The charm in the words used in the Elizabethan era still remains and is still remembered. When you consider how the Elizabethans spoke to one another, the uniqueness in their literature can be seen. For example, you can really feel the emotion and feelings about how they loved how their English sounded.
Even the early plays were packed with rhythms and alliterations. As well, you can see that Shakespeare himself during the Elizabethan time adopted several unusual words. Unlike today where sentences have to be well structured from a grammar perspective, this was not the case during Elizabethan times. It was much more important to have a nice-sounding sentence.
Elizabethan Words in English
Therefore, you will see many sentences with repeated words to give emphasis. A few words that were most commonly used are the following.
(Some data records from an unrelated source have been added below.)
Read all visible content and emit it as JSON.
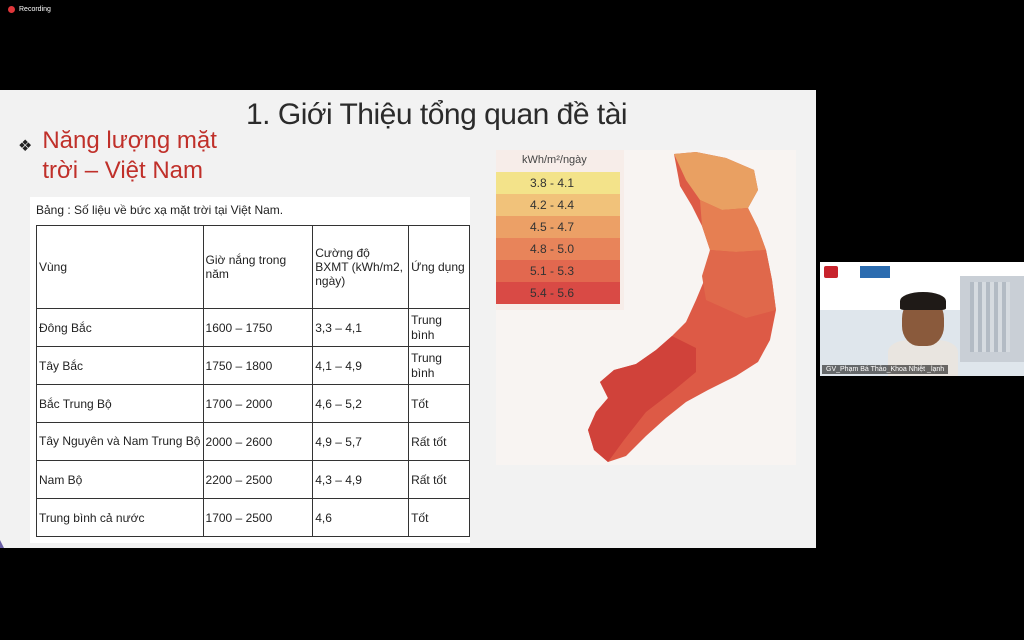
{
  "recording": {
    "label": "Recording"
  },
  "slide": {
    "title": "1. Giới Thiệu tổng quan đề tài",
    "bullet_line1": "Năng lượng mặt",
    "bullet_line2": "trời – Việt Nam"
  },
  "table": {
    "caption": "Bảng : Số liệu về bức xạ mặt trời tại Việt Nam.",
    "headers": [
      "Vùng",
      "Giờ nắng trong năm",
      "Cường độ BXMT (kWh/m2, ngày)",
      "Ứng dụng"
    ],
    "rows": [
      [
        "Đông Bắc",
        "1600 – 1750",
        "3,3 – 4,1",
        "Trung bình"
      ],
      [
        "Tây Bắc",
        "1750 – 1800",
        "4,1 – 4,9",
        "Trung bình"
      ],
      [
        "Bắc Trung Bộ",
        "1700 – 2000",
        "4,6 – 5,2",
        "Tốt"
      ],
      [
        "Tây Nguyên và Nam Trung Bộ",
        "2000 – 2600",
        "4,9 – 5,7",
        "Rất tốt"
      ],
      [
        "Nam Bộ",
        "2200 – 2500",
        "4,3 – 4,9",
        "Rất tốt"
      ],
      [
        "Trung bình cả nước",
        "1700 – 2500",
        "4,6",
        "Tốt"
      ]
    ]
  },
  "map_legend": {
    "title": "kWh/m²/ngày",
    "items": [
      {
        "label": "3.8 - 4.1",
        "color": "#f3e38a"
      },
      {
        "label": "4.2 - 4.4",
        "color": "#f1c27a"
      },
      {
        "label": "4.5 - 4.7",
        "color": "#eca066"
      },
      {
        "label": "4.8 - 5.0",
        "color": "#e8845a"
      },
      {
        "label": "5.1 - 5.3",
        "color": "#e2684f"
      },
      {
        "label": "5.4 - 5.6",
        "color": "#d94a45"
      }
    ]
  },
  "video": {
    "name": "GV_Phạm Bá Thảo_Khoa Nhiệt _lạnh"
  }
}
Adieu: farewell, An, And: if, Anon: soon, attend: listen to, Aye: yes, but soft: wait a minute. But: only, except for, counsel: advice, decree: order, discourses: speaks, dispatch: kill, doth: does, e’en: even, e’er: ever, foe: enemy, haply: perhaps, happy: fortunate, heavy: sad, suppressed, hence: away from here, hie: go: go, hurry, hither: here, mark: pay attention to marry: indeed, methinks: I think, nay: no, nought: nothing, plague: curse, pray: beg, privy: allowed, resolve: plan, sir rah: used to address people of a rant, thee, thou: you, thither: there, thou art: you are, thy: your, tidings: news, whence: where, wherefore: why, will: sesire, wilt: will, will you, withal: in addition, woe: misery, woo: chase, as in a boy/girl chase, would: wish.
What are some common words and phrases in Elizabethan English?
Some commonly used Elizabethan words and phrases were: “Hoe dost thou?” meaning, How are you?
“Funk” meaning the smell of tobacco.
“Kickie-wickie”, which was a loving term for a wife.
“By my troth” meaning “I swear it’s the truth”.
Some interesting Elizabethan insults were:
- Lubberwort – lazy and stupid
- Gandermooner – a man who flirts with other women while his wife undergoes childbirth.
- Quatch – fat and pudgy
- canker-blossomed countenance – ugly
Shakespeare was an expert in using insults effectively in his plays. He even invented new insults and swear words to use them in his plays. Some of the classic Shakespearean insults are:
- Pox (Tempest)
- Lily-livered (Macbeth)
- “Away, you three-inch fool” (The Taming of the Shrew)
- “Come, come, you froward and unable worms!” (The Taming of the Shrew)
- “His wit’s as thick as a Tewkesbury mustard.” (Henry IV)
Spelling in Elizabethan Times
In the sixteenth century spelling and pronunciation of words were still being developed and the emergence of the new printing machines contributed to it. The great vowel shift had happened in accordance with Latin pronunciations and slowly Middle English was being fixed by the scholars and writers.
At this point, certain vowels that seemed different came to appear identical. It resulted in a further distinction of spelling.
How do you say “goodbye” in Elizabethan English?
In Elizabethan English “hello” and “goodbye” were said in a similar manner. Expressions such as “good morrow”, “God ye good the”, “Fare ye well” were used to say goodbye.
How do you say “hello” in Elizabethan English?
Expressions such as “Good morrow”, “Heigh-ho!” were used to say hello in Elizabethan times.
Shakespeare Words and Phrases
Shakespeare is a classic example of how the English language was since Elizabethan times. Throughout most of the literature he produced, you will find that he used the word “most” instead of the word “very”. So for example, if I were to say, “He is very high.” Shakespeare would have written, “He is most high”. This is confusing but just a slight change in the way the words were used.
As mentioned above, we can observe that several repeated words are there to give emphasis. Such as in Hamlet you will see sayings such as, “Excellent, Excellent well”. While this is confusing, this is also how they would speak to one another. It has a very distinguished sound to it that even those who speak English may find difficult to understand by today’s standards.
What are the 5 words Shakespeare invented?
Shakespeare contributed more words to English vocabulary than any other writer. He alone used over 2700 words in the English language. Five words invented by him are: bandits, critic, dwindle, elbow and lonely.
A classic example of how the Elizabethans likely talked can be seen in the King James Version of the Holy Bible. The number of words used in the Elizabethan Language was constantly developing during Elizabethan times – their vocabulary was expanding. The average number of words used in a ‘commoners’ vocabulary during Elizabethan times was less than 500, compared with at least 7,500 words that are used in modern-day English.
Elizabethan writers and playwrights invented new words. William Shakespeare invented many of the words that he used in his plays. Shakespeare is credited with contributing more new words to the English language than any other single person – approximately 2,000.